Irish Pilots, Ryanair Question Why Passengers Kept on Bomb-Scare Plane

Scotland's Strathclyde Police defended the decision to keep all 167 passengers and five crew members inside the Ryanair plane during Wednesday's search of the cabin and baggage by explosives experts and sniffer dogs.


DUBLIN, Ireland_Budget airline Ryanair and Ireland's pilots association demanded Thursday to know why passengers were kept inside a grounded plane for 2 1/2 hours while British authorities searched it for a possible bomb.

But Scotland's Strathclyde Police defended the decision to keep all 167 passengers and five crew members inside the Ryanair plane during Wednesday's search of the cabin and baggage by explosives experts and sniffer dogs.

The aircraft was diverted by Royal Air Force jets to Prestwick Airport, west of Glasgow, after a passenger found a written bomb threat in a magazine. The threat turned out to be a hoax and all passengers arrived in Dublin 10 hours late - after each was photographed and interviewed by detectives.

"The decision to keep people on board was as a result of a full risk assessment carried out by Strathclyde Police," the force said in a statement. "At all times the safety and well being of passengers was a priority. If, at any time, an assessment was made that the passengers were in any immediate danger, they would have immediately been evacuated from the aircraft."

Pauline McAlester, a spokeswoman for Ryanair Holdings PLC, emphasized that the airline's preferred policy would be to get people away from a plane if a bomb was suspected of being on board. "It was at the insistence of the police and security authorities that the passengers remained on board," she said.

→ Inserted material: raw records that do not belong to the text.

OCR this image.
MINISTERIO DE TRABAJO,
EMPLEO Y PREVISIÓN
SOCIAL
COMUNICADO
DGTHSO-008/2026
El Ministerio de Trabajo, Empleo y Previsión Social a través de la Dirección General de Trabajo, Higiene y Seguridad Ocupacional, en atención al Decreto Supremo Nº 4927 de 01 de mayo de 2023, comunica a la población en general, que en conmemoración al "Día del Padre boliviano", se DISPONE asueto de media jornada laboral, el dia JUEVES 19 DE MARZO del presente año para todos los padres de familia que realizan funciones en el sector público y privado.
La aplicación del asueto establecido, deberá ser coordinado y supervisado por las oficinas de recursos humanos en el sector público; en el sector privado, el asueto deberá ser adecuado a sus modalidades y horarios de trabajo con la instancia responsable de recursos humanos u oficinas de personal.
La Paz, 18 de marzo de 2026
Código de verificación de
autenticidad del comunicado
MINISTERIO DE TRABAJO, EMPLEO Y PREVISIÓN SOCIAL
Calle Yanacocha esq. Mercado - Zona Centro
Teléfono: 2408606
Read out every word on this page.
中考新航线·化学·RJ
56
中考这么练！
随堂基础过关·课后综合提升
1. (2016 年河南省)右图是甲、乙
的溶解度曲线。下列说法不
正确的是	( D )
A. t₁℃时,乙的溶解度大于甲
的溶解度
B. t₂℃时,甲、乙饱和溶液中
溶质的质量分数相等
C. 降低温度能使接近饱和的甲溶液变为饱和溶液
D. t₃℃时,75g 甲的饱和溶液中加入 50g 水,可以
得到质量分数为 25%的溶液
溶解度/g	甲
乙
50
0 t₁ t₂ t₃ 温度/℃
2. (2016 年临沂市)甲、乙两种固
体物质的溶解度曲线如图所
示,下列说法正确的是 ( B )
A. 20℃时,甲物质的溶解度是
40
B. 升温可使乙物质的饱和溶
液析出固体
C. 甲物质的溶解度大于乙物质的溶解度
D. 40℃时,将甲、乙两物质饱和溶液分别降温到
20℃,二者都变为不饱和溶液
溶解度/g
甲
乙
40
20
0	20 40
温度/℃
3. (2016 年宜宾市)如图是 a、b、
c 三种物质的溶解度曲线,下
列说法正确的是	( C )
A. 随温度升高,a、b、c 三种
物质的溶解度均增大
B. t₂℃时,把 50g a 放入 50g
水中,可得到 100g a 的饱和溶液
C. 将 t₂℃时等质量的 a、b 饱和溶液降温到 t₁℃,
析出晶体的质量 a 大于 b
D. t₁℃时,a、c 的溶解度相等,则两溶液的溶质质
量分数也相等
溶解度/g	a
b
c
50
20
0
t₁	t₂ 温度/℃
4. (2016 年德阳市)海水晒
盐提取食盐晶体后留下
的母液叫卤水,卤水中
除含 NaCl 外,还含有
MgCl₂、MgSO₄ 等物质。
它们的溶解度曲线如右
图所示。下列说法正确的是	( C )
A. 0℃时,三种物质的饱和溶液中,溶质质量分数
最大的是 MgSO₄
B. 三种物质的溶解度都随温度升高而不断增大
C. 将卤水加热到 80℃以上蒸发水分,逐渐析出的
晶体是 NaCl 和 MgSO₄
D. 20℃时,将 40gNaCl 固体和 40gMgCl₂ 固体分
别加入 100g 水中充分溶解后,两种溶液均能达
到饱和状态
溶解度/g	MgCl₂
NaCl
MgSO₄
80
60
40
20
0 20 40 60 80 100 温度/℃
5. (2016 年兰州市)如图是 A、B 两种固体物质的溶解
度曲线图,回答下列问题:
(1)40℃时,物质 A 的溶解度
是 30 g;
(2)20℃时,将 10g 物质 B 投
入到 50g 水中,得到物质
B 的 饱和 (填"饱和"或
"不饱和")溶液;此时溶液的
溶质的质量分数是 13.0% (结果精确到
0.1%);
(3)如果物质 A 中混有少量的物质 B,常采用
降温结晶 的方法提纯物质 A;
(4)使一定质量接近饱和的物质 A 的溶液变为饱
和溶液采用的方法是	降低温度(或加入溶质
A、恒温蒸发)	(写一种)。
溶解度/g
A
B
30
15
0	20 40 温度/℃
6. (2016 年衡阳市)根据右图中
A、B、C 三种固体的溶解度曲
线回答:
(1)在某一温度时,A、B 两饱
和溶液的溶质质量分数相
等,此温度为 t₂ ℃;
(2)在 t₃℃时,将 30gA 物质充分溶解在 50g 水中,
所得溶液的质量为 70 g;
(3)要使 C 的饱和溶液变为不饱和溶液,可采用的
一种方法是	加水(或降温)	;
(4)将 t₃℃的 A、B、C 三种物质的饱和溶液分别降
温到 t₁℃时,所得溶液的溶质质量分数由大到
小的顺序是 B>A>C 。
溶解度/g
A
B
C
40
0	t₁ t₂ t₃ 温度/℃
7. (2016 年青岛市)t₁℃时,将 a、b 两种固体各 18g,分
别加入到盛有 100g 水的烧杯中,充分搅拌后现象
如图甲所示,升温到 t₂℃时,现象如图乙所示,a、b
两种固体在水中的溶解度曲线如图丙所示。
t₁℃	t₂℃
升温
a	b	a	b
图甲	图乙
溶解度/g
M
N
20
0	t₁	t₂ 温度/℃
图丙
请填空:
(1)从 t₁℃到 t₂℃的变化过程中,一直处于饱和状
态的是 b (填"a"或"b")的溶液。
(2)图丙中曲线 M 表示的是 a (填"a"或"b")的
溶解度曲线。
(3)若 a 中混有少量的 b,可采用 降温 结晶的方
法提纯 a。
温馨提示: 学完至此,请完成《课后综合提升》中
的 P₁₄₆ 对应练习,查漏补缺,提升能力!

Ireland's independent commercial pilots organization pledged to investigate why the Ryanair pilots' reported demands for an immediate evacuation were rebuffed.

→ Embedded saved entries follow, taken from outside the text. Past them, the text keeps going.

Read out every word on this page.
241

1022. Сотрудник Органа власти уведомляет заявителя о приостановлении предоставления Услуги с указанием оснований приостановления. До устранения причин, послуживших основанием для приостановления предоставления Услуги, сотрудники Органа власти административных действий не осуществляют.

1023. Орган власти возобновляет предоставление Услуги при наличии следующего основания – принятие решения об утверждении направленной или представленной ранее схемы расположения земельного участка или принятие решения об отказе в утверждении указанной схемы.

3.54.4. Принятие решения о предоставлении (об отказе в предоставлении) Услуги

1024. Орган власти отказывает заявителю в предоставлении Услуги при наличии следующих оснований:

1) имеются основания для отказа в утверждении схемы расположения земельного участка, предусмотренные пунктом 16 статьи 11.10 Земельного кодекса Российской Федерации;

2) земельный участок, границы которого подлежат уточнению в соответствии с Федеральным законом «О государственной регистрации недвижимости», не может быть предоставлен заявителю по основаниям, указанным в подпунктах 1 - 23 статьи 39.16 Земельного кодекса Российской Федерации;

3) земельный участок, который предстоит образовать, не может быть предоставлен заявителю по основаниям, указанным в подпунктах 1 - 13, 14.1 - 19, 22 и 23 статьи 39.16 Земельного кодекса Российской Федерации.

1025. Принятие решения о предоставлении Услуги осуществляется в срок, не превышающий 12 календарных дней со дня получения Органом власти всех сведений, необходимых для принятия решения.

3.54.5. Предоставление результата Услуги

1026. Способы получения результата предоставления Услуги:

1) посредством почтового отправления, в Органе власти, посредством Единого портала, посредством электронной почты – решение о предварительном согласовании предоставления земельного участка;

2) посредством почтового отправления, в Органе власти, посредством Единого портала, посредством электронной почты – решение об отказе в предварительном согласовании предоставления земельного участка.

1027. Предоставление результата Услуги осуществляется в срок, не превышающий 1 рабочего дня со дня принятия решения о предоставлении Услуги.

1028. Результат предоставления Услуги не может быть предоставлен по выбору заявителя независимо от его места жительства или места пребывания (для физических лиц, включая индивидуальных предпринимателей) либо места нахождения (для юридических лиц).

"The biggest concern I have is why people were left on that aircraft when there was a perceived threat," said Capt. Evan Collins of Ireland's Airline Pilots Association.

"Pilots have a statutory obligation to protect the safety of their passengers and crew," Collins said. "These pilots wanted to make a decision and were not allowed to do so."

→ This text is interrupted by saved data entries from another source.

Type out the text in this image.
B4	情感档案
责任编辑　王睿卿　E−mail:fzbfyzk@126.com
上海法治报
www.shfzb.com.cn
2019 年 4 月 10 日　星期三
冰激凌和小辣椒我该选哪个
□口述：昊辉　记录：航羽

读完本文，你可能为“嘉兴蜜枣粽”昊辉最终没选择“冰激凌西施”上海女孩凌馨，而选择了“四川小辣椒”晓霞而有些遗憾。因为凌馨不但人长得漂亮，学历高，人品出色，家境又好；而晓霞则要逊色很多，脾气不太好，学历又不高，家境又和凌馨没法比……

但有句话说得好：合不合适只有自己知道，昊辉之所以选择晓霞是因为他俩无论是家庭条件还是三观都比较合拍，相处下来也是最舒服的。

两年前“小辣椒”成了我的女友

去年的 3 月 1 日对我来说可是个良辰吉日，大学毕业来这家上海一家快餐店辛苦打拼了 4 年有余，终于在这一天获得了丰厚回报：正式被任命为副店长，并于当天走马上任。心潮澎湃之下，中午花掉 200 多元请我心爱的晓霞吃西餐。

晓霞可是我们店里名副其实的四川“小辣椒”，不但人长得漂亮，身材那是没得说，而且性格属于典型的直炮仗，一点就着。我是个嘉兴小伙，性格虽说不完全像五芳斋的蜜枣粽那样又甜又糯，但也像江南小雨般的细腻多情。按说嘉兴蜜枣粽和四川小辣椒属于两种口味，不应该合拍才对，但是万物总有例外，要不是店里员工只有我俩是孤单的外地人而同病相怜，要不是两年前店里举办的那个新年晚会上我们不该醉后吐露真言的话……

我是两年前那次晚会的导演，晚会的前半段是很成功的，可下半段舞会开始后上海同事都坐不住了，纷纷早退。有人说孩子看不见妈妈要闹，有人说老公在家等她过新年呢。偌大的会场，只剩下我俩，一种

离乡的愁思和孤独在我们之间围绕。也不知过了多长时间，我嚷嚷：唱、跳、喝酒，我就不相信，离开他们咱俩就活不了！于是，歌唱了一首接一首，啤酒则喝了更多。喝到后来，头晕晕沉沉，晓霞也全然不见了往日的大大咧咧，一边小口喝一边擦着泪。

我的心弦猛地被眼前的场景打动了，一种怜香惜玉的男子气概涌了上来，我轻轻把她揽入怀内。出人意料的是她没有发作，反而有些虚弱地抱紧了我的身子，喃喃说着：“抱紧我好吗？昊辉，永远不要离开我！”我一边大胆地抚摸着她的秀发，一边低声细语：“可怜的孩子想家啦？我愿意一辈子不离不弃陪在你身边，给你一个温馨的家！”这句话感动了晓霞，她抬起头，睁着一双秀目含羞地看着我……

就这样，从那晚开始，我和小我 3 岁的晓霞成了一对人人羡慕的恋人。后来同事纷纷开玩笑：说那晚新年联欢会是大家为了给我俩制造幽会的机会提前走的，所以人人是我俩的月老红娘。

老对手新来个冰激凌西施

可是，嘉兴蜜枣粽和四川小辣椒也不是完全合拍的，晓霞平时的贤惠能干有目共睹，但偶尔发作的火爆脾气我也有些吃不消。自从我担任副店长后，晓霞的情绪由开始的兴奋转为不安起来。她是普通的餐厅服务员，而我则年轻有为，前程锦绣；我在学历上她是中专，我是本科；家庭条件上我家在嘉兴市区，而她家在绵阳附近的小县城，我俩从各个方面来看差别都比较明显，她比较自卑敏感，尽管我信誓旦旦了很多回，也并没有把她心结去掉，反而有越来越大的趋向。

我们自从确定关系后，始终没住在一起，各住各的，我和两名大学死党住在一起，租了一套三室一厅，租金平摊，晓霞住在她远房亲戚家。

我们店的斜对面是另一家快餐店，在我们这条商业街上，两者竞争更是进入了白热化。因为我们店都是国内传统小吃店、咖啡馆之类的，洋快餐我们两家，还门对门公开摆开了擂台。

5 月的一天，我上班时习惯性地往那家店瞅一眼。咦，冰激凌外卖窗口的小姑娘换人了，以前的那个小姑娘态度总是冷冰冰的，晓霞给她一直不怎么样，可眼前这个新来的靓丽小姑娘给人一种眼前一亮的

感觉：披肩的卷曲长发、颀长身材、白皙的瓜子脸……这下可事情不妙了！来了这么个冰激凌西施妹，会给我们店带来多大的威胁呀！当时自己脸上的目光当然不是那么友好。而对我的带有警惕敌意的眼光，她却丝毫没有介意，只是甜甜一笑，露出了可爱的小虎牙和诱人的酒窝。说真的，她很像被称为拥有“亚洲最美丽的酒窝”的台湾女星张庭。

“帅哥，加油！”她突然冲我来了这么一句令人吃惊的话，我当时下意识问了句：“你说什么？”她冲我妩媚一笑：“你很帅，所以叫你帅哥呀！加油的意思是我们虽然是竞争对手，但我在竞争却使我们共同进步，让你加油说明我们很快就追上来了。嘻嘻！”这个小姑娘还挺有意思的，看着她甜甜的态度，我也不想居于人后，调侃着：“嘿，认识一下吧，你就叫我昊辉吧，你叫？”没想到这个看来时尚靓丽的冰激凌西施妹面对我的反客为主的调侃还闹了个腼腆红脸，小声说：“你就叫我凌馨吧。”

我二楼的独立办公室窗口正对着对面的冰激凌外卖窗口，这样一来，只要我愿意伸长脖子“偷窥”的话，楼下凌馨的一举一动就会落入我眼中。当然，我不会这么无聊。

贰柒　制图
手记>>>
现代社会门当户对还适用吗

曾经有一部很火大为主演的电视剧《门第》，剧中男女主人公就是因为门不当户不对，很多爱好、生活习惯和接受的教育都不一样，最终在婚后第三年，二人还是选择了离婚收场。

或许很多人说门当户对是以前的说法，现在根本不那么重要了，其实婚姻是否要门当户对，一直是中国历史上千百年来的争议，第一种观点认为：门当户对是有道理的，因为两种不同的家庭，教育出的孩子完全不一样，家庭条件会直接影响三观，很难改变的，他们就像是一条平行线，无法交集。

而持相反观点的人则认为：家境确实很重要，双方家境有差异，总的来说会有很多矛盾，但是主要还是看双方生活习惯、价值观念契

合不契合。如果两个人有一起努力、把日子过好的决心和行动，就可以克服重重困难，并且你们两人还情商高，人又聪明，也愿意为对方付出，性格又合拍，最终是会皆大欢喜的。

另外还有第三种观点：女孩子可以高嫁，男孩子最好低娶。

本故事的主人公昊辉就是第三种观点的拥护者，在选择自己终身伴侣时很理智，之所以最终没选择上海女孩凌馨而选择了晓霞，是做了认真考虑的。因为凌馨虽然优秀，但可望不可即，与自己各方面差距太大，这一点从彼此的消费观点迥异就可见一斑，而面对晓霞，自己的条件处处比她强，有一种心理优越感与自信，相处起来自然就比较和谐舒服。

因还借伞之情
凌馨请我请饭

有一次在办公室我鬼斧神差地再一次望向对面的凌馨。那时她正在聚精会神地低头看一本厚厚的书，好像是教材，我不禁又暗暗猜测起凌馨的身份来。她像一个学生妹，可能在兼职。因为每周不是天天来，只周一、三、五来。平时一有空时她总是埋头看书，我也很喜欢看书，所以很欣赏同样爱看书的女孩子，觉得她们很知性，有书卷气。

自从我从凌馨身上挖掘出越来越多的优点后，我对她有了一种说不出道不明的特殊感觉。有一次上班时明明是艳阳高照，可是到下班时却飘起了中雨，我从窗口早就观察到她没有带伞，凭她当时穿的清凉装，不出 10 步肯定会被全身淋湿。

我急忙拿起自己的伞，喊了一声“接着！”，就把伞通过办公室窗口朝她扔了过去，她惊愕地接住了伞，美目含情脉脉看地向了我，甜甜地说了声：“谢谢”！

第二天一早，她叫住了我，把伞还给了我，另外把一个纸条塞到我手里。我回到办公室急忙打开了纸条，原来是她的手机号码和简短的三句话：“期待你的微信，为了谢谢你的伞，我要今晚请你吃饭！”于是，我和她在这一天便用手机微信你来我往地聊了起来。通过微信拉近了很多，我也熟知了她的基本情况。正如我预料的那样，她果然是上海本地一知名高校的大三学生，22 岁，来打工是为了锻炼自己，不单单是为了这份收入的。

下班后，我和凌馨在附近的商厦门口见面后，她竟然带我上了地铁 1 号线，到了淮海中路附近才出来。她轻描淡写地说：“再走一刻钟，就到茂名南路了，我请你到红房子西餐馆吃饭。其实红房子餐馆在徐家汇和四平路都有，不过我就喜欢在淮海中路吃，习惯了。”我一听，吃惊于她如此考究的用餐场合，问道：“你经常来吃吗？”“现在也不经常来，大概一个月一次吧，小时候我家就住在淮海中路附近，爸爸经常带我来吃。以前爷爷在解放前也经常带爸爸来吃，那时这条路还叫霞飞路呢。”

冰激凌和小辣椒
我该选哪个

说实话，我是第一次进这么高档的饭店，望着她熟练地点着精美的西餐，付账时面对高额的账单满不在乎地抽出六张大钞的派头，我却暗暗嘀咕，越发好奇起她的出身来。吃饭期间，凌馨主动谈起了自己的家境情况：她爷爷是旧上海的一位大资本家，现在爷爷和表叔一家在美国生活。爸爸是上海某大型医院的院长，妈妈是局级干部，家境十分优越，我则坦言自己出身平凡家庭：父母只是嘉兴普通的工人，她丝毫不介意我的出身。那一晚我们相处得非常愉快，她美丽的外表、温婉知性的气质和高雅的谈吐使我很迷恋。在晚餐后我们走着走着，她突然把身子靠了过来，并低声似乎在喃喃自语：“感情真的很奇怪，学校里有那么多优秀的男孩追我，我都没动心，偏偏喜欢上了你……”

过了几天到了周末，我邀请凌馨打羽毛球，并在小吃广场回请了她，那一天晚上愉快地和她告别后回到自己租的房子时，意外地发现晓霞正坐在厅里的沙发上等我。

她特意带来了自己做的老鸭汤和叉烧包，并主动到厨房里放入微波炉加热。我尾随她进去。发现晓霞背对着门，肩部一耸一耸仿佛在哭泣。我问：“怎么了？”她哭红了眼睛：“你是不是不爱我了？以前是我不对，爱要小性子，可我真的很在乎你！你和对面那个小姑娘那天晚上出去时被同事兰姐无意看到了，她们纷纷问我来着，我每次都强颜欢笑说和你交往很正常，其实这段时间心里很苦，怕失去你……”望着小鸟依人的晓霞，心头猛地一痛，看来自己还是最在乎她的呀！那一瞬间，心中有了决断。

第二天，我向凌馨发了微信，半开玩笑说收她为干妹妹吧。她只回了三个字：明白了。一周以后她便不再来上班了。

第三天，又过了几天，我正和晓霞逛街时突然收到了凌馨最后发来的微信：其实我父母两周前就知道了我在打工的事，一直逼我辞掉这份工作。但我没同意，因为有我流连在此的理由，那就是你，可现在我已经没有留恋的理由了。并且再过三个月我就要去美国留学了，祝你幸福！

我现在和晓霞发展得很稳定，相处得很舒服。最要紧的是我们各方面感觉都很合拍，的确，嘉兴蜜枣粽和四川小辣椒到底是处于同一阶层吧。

When the flight that originated in Beauvais Airport, near Paris, finally landed shortly before midnight in Dublin, some of the passengers were crying and visibly angry. Among them were more than 70 Irish schoolgirls who had just completed a school trip.

"The crew were superb, and people weren't panicking," said passenger Charlie Fitzgerald of Belfast. "The pilot appealed and appealed to get us off the plane. He said later if a real bomb had been on board, we would have been blown up to high heaven. ... The whole thing was absolutely disgraceful."